Éclairées par 851 lanternes où était inscrit le nom d'un proche décédé ou atteint du cancer, les 14 équipes participantes ont ainsi sillonné un sentier de neige longeant le petit cimetière de la municipalité, un tableau fort symbolique rappelant le quadruple objectif de l'événement: célébrer ceux qui s'en sont réchappés, soutenir les malades, rendre hommage aux disparus et lutter contre la maladie. En bout de piste, 45 533 $ ont été remis à la Société canadienne du cancer (SCC).

«Cette 5e édition est une très grosse réussite», s'est réjouie Josée Paquette, coprésidente de l'événement, dimanche à l'aube. Évidemment, les températures polaires s'étant invitées à la marche, les organisateurs ont dû s'assurer de prévenir les engelures en planifiant une foule d'activités tenues en parallèle. Pour s'assurer que les gens ne prennent pas dans la glace, il fallait penser à tout, jusqu'à la nourriture distribuée durant la nuit.

«Une bonne soupe chaude, ça fait la différence», note Mme Paquette. Sans compter les campements chauffés, l'animation nocturne tel les chants, la danse country, le zumba, etc. «Faut vraiment que ça bouge pour ne pas geler sur place», renchérit l'autre coprésidente, Jeanne Chateauvert.

Pour la présidente d'honneur, elle-même rescapée de la tempête nommée cancer, ce relais pour la vie revêt une importance capitale dans la mesure où les sommes récoltées permettent de peaufiner la recherche, mais également d'atténuer un tant soit peu les conséquences négatives inhérentes à la maladie.

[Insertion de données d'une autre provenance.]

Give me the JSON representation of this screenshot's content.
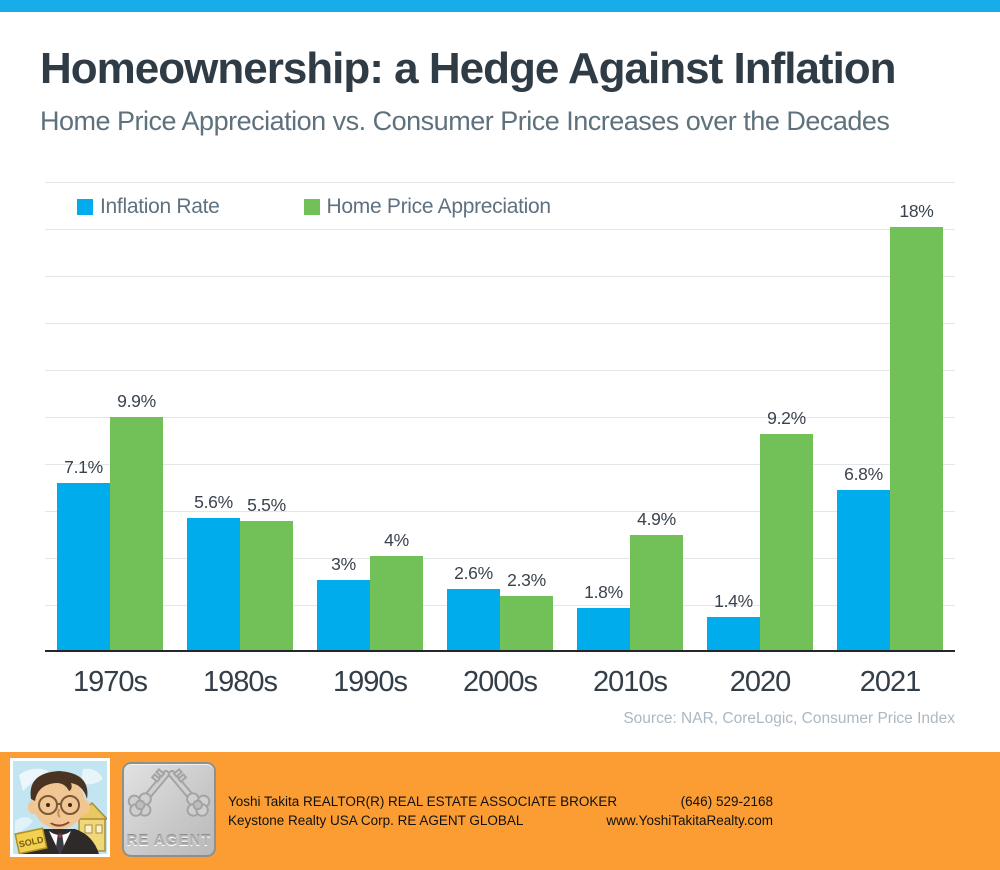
{
  "top_bar": {
    "color": "#18ACE9"
  },
  "header": {
    "title": "Homeownership: a Hedge Against Inflation",
    "subtitle": "Home Price Appreciation vs. Consumer Price Increases over the Decades"
  },
  "chart_data": {
    "type": "bar",
    "categories": [
      "1970s",
      "1980s",
      "1990s",
      "2000s",
      "2010s",
      "2020",
      "2021"
    ],
    "series": [
      {
        "name": "Inflation Rate",
        "color": "#00ACEC",
        "values": [
          7.1,
          5.6,
          3,
          2.6,
          1.8,
          1.4,
          6.8
        ],
        "labels": [
          "7.1%",
          "5.6%",
          "3%",
          "2.6%",
          "1.8%",
          "1.4%",
          "6.8%"
        ]
      },
      {
        "name": "Home Price Appreciation",
        "color": "#72C158",
        "values": [
          9.9,
          5.5,
          4,
          2.3,
          4.9,
          9.2,
          18
        ],
        "labels": [
          "9.9%",
          "5.5%",
          "4%",
          "2.3%",
          "4.9%",
          "9.2%",
          "18%"
        ]
      }
    ],
    "title": "",
    "xlabel": "",
    "ylabel": "",
    "ylim": [
      0,
      20
    ],
    "gridline_step": 2,
    "grid": true,
    "legend_position": "top-left"
  },
  "source_note": "Source: NAR, CoreLogic, Consumer Price Index",
  "footer": {
    "background": "#FB9D33",
    "agent_line1": "Yoshi Takita REALTOR(R) REAL ESTATE ASSOCIATE BROKER",
    "agent_line2": "Keystone Realty USA Corp.  RE AGENT GLOBAL",
    "phone": "(646) 529-2168",
    "website": "www.YoshiTakitaRealty.com",
    "logo_text": "RE AGENT",
    "sold_sign": "SOLD"
  }
}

«Personnellement, la SCC m'a donné beaucoup lorsque j'étais malade. J'ai fait un an de traitement et elle m'a toujours accompagnée, par exemple en m'offrant du soutien psychologique et les services d'une nutritionniste. J'ai vraiment senti que j'avais de l'appui, ainsi que ma famille», souligne Isabelle Gagnon qui, du même souffle, appelle de ses voeux le jour où le cancer se soignera «comme une grippe».

Une perspective d'avenir qui peut paraître lointaine, mais qui n'est certes pas vaine. Depuis les cinquante dernières années, le taux de survie suite à un pronostic de tumeur maligne est passé de 25 % à plus de 63 %.

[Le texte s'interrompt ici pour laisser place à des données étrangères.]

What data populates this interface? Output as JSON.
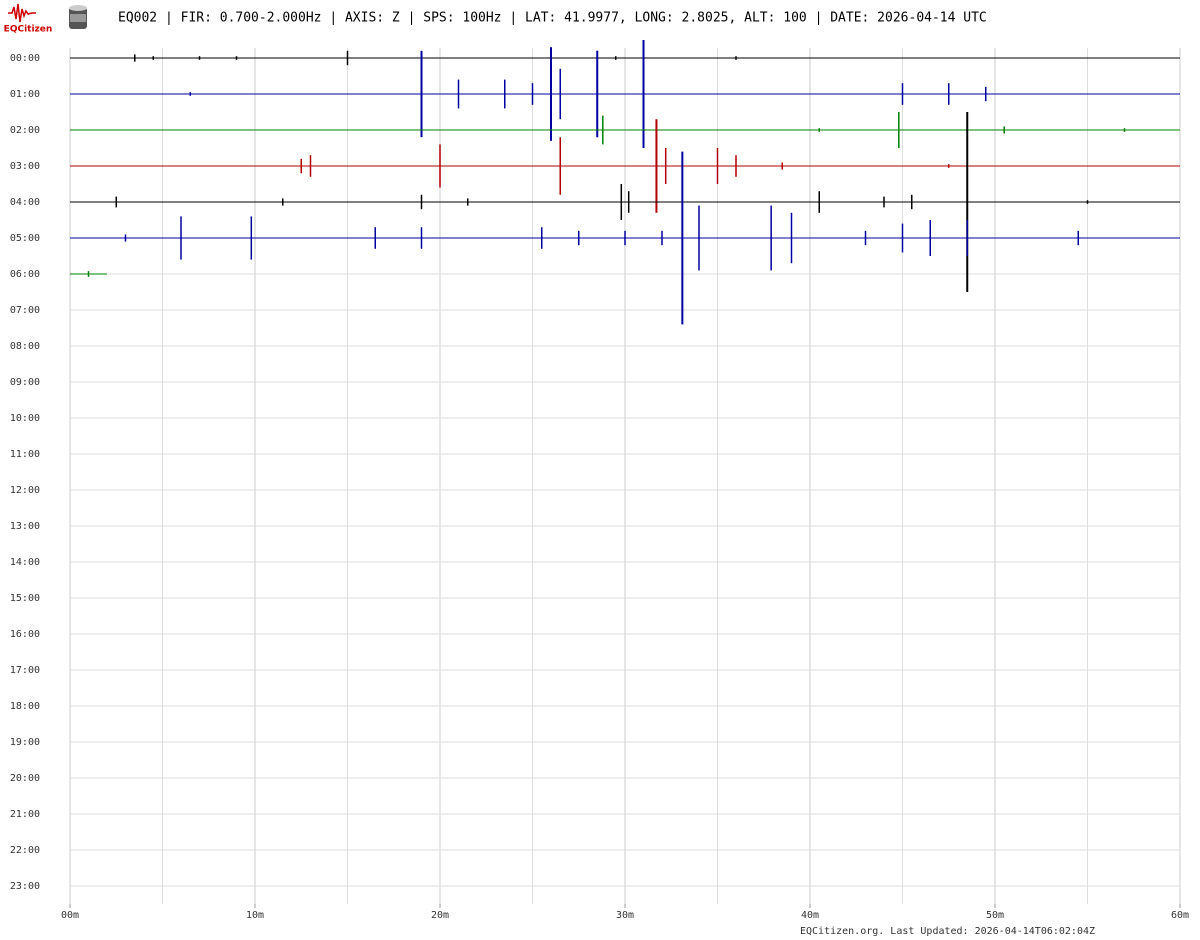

«On parle souvent de ceux qui décèdent, mais il faut aussi parler de ceux que l'on sauve», croit Julie Gadbois, agente de développement à la SCC région Mauricie. En travaillant sang et eau dans des laboratoires de recherche, mais également en prévention dans les écoles, la SCC partage donc l'espoir de Mme Gagnon d'éradiquer, à terme, cette maladie qui attire dans sa tombe un Canadien sur quatre chaque année. «Un jour, on arrivera à 100 % de guérison. C'est ce que je souhaite. Avec la recherche que fait la SCC, notre objectif est de 100 %», lance Mme Gadbois dans un ciel sans nuage.

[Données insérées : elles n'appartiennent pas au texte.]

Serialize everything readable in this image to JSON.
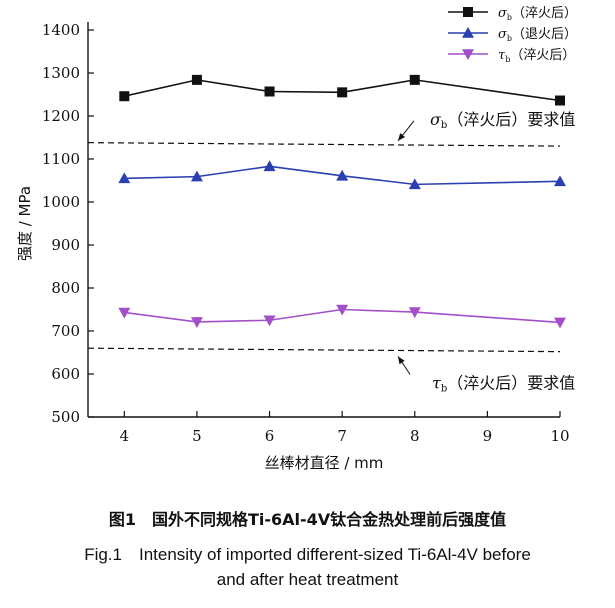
{
  "chart_data": {
    "type": "line",
    "title": "",
    "x": [
      4,
      5,
      6,
      7,
      8,
      10
    ],
    "xticks": [
      "4",
      "5",
      "6",
      "7",
      "8",
      "9",
      "10"
    ],
    "xlim": [
      3.5,
      10
    ],
    "yticks": [
      "500",
      "600",
      "700",
      "800",
      "900",
      "1000",
      "1100",
      "1200",
      "1300",
      "1400"
    ],
    "ylim": [
      500,
      1400
    ],
    "xlabel": "丝棒材直径 / mm",
    "ylabel": "强度 / MPa",
    "grid": false,
    "legend_position": "top-right",
    "series": [
      {
        "name": "σb（淬火后）",
        "legend_main": "σ",
        "legend_sub": "b",
        "legend_rest": "（淬火后）",
        "marker": "square",
        "color": "#111111",
        "values": [
          1246,
          1284,
          1257,
          1255,
          1284,
          1236
        ]
      },
      {
        "name": "σb（退火后）",
        "legend_main": "σ",
        "legend_sub": "b",
        "legend_rest": "（退火后）",
        "marker": "triangle-up",
        "color": "#2a3fb0",
        "values": [
          1055,
          1059,
          1083,
          1061,
          1041,
          1048
        ]
      },
      {
        "name": "τb（淬火后）",
        "legend_main": "τ",
        "legend_sub": "b",
        "legend_rest": "（淬火后）",
        "marker": "triangle-down",
        "color": "#a24fc8",
        "values": [
          743,
          721,
          725,
          750,
          744,
          720
        ]
      }
    ],
    "reference_lines": [
      {
        "label": "σb（淬火后）要求值",
        "main": "σ",
        "sub": "b",
        "rest": "（淬火后）要求值",
        "values": [
          1138,
          1130
        ]
      },
      {
        "label": "τb（淬火后）要求值",
        "main": "τ",
        "sub": "b",
        "rest": "（淬火后）要求值",
        "values": [
          660,
          652
        ]
      }
    ]
  },
  "caption": {
    "cn": "图1　国外不同规格Ti-6Al-4V钛合金热处理前后强度值",
    "en_line1": "Fig.1　Intensity of imported different-sized Ti-6Al-4V before",
    "en_line2": "and after heat treatment"
  }
}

Un petit pas pour l'homme...

Mario Michaud participe pour la troisième fois au Relais pour la vie hivernal. À son avis, marcher 12 heures dans la neige, c'est un défi bien bénin comparativement au tunnel que doivent traverser les personnes qui luttent contre le cancer. Il y a de petits gestes, dans la vie, de petits pas qui peuvent mener loin.

«Ce n'est même pas un sacrifice d'être ici. Juste le fait d'être là permet de penser à des gens humainement, de se regrouper. Il y a des gens qui souffrent et qui ont besoin de savoir que d'autres se tiennent debout et pensent à eux. C'est un geste tellement facile d'être ici. Ce n'est rien! On a eu un peu froid, mais c'est tout. Dans cette marche, on voit la bonté des gens et on a besoin plus que jamais de voir la bonté des gens, d'être bien entouré. Le Relais, c'est vrai, c'est juste vrai, sans artifice.»

«Et si durant la nuit vous trouvez cela difficile, clame au micro Mme Gagnon sur la ligne de départ, pensez à ceux qui souhaiteraient marcher à vos côtés, mais qui n'ont pas la force de se tenir debout.»